RISPONDO: L'angelo peccò, senza dubbio, perché desiderò di essere come Dio. Ma questo si può intendere in due maniere: primo, di una (vera) uguaglianza; secondo, di una (qualsiasi) somiglianza. (L'angelo) non poté certo desiderare di essere come Dio nella prima maniera: poiché con la sua intelligenza naturale capiva che questa era una cosa assurda; tanto più che in lui il primo atto peccaminoso non era stato preceduto, come talora accade per noi uomini, da un abito o da una passione, la quale, offuscandone le potenze conoscitive, avrebbe potuto far sì che egli nel suo giudizio particolare scegliesse una cosa impossibile. - Ma anche ammettendo che la cosa fosse possibile, sarebbe tuttavia contraria al desiderio naturale. C'è infatti in ogni cosa la tendenza naturale a conservare il proprio essere: ora, questo essere non si conserverebbe se venisse trasformato in un'altra natura. Perciò nessuna realtà posta in un grado naturale più basso può desiderare il grado della natura superiore. L'asino, p. es., non desidera di essere un cavallo: poiché se fosse trasformato nel grado della natura superiore non esisterebbe più. Ma qui abbiamo un inganno della nostra immaginazione: dal momento infatti che l'uomo desidera di occupare nella natura un grado superiore al suo, rispetto a certe perfezioni accidentali, le quali possono essere accresciute senza la scomparsa del soggetto, si pensa che l'uomo possa desiderare un grado naturale più alto, al quale non potrebbe giungere che cessando di esistere. Ora, è chiaro che Dio è superiore all'angelo non per delle perfezioni accidentali, ma per un diverso grado di natura: anzi, anche tra gli angeli uno è superiore all'altro in questa maniera. È perciò impossibile non solo che un angelo desideri di essere uguale a Dio, ma persino di essere uguale a un angelo superiore.
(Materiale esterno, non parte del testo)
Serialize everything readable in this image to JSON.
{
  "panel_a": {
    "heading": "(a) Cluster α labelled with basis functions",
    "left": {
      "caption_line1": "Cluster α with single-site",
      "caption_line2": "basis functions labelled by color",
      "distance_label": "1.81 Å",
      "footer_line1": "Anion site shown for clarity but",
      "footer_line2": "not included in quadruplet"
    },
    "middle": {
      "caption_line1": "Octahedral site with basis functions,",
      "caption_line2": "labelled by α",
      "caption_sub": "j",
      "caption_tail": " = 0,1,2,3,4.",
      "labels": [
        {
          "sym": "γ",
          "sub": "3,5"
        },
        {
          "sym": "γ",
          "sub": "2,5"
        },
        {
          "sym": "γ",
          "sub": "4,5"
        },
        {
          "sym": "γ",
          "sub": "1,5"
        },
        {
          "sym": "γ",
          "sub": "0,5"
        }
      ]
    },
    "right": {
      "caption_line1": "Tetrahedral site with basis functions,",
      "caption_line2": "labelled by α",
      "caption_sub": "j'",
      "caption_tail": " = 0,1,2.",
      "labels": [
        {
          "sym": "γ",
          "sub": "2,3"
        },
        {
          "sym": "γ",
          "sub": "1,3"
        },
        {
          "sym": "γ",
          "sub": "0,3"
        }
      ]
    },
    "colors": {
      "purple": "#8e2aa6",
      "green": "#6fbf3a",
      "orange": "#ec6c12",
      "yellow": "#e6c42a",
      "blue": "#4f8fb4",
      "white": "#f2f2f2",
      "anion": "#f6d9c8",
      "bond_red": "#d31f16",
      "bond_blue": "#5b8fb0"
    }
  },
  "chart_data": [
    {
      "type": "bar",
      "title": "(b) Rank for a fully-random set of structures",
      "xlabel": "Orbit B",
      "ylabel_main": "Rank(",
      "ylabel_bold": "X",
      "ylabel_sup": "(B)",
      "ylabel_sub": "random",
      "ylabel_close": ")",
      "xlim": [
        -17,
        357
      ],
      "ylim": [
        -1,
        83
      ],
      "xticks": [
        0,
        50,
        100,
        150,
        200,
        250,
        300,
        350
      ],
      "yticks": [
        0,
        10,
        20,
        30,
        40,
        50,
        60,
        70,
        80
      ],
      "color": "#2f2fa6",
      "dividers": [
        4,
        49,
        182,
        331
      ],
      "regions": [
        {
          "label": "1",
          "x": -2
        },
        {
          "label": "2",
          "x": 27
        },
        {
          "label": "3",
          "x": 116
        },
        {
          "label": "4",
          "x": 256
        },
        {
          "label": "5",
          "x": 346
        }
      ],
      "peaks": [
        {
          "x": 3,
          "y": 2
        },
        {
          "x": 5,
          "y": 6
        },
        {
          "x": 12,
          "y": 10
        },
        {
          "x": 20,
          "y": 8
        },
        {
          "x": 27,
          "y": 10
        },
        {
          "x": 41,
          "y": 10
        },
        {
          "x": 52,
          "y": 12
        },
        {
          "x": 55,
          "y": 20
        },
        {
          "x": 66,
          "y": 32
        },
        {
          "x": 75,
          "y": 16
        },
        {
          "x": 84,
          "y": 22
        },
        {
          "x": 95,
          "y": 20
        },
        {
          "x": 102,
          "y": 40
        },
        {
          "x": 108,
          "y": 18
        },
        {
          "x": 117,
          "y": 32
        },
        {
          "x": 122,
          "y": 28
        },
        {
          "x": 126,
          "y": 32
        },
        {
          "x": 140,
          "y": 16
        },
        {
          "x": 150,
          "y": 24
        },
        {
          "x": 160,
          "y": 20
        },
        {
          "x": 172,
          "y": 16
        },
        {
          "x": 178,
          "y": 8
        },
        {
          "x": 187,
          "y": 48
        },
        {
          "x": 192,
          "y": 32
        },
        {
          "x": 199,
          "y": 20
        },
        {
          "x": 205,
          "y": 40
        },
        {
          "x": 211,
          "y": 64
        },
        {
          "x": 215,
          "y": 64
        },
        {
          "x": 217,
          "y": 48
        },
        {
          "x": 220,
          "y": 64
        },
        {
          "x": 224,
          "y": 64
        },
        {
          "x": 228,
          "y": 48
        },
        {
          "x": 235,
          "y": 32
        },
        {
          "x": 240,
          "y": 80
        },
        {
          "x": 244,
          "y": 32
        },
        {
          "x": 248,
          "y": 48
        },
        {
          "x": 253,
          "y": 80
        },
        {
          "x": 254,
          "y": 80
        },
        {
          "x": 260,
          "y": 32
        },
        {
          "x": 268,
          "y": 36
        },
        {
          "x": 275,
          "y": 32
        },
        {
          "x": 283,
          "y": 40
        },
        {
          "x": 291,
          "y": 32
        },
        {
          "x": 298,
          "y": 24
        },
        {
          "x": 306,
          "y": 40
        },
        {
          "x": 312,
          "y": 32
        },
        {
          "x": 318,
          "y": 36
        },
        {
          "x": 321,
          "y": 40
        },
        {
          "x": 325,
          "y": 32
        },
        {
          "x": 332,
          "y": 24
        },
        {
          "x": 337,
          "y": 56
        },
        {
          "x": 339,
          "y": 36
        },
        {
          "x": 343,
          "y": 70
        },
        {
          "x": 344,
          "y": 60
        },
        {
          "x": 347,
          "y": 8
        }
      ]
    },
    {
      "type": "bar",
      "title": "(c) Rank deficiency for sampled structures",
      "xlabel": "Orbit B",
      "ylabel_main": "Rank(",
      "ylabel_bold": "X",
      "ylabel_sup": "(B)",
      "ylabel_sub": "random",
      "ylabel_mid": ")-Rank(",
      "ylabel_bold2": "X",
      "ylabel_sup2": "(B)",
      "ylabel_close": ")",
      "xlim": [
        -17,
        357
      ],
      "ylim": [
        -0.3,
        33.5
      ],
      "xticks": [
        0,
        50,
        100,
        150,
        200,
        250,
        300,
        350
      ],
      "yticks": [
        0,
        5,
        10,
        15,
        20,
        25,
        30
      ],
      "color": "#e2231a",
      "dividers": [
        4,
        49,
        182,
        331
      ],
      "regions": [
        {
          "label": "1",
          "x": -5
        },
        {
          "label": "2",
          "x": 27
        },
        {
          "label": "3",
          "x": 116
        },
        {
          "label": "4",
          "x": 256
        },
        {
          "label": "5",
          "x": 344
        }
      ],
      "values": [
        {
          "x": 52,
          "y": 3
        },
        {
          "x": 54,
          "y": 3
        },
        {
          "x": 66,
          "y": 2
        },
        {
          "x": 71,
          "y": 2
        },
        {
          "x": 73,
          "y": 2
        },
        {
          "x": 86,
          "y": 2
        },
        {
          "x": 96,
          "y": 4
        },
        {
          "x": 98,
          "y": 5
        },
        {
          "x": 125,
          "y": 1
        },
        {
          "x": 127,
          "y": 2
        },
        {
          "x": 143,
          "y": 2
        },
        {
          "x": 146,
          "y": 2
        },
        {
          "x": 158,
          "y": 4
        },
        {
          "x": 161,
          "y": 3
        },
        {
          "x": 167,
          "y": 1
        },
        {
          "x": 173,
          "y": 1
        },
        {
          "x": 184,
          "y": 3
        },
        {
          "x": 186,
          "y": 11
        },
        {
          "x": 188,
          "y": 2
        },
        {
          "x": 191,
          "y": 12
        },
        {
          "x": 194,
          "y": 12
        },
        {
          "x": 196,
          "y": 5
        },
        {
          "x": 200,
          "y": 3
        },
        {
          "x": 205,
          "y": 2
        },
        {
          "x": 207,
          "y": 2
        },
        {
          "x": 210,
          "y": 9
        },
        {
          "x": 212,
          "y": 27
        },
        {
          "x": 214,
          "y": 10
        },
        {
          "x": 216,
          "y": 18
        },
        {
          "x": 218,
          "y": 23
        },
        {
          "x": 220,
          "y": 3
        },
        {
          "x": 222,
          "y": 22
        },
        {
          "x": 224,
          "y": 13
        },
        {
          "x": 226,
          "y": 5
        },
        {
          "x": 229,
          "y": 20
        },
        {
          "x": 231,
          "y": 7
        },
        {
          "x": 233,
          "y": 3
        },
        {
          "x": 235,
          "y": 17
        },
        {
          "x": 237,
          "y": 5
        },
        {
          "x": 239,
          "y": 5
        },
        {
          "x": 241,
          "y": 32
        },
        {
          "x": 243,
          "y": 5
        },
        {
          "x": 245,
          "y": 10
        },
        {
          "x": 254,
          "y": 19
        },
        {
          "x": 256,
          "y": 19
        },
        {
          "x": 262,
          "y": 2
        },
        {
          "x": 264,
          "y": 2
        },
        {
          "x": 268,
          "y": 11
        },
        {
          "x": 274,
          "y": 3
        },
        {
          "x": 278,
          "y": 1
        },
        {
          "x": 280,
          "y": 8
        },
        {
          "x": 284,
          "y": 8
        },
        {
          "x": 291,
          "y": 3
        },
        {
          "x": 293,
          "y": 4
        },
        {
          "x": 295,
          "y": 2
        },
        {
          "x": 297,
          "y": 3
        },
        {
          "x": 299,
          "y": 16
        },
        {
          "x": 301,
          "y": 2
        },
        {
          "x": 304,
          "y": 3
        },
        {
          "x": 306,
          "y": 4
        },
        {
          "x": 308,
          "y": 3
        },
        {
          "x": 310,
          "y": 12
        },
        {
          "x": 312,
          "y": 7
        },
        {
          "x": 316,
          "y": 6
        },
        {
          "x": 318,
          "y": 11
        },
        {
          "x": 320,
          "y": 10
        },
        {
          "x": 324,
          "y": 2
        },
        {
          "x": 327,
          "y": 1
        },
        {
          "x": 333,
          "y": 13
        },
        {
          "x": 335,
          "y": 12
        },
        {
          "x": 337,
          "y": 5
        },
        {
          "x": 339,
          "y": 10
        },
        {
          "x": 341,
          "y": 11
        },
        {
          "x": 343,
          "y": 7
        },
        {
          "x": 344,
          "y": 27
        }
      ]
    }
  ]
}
Il desiderio poi di essere come Dio per una (qualsiasi) somiglianza può nascere in due modi. Primo, rispetto a quelle perfezioni nelle quali si è chiamati a somigliare con Dio. E allora, se uno desidera di essere simile a Dio in questa maniera non pecca, purché cerchi di raggiungere questa somiglianza secondo il debito ordine, cioè dipendentemente da Dio. Peccherebbe invece chi desiderasse, sia pure entro i limiti del giusto, di essere simile a Dio, ma volesse avere questa somiglianza con le proprie forze e non dalla virtù di Dio. - Secondo, uno può desiderare di essere simile a Dio rispetto a una perfezione in cui non è ammessa tale somiglianza; se uno, p. es., desiderasse di creare il cielo e la terra, che è un'operazione esclusiva di Dio, in questo suo desiderio ci sarebbe il peccato. Ora, il diavolo desiderò di essere come Dio in questa maniera. Non desiderò invece di essere simile a lui nell'autonomia assoluta da qualsiasi altro: poiché (anche) in questo caso egli avrebbe desiderato la negazione del proprio essere. Infatti nessuna creatura può esistere se non in quanto ha il suo essere dipendentemente da Dio, da cui le viene partecipato. Desiderò invece di essere simile a Dio, in quanto desiderò come fine ultimo quella beatitudine, a cui poteva giungere con le proprie forze naturali, distogliendo il suo desiderio dalla beatitudine soprannaturale, che si ottiene mediante la grazia di Dio. - Oppure, se desiderò come suo ultimo fine la somiglianza che proviene dalla grazia, la volle ottenere con le forze della propria natura, non già, conforme alla disposizione divina, mediante l'aiuto di Dio. Questa soluzione si accorda all'opinione di S. Anselmo, il quale dice che il diavolo desiderò quello a cui sarebbe giunto se non fosse caduto. Le due sentenze in qualche modo dicono la stessa cosa: poiché in ambedue i casi il diavolo desiderò di conseguire con le proprie forze la beatitudine ultima, il che è proprio di Dio.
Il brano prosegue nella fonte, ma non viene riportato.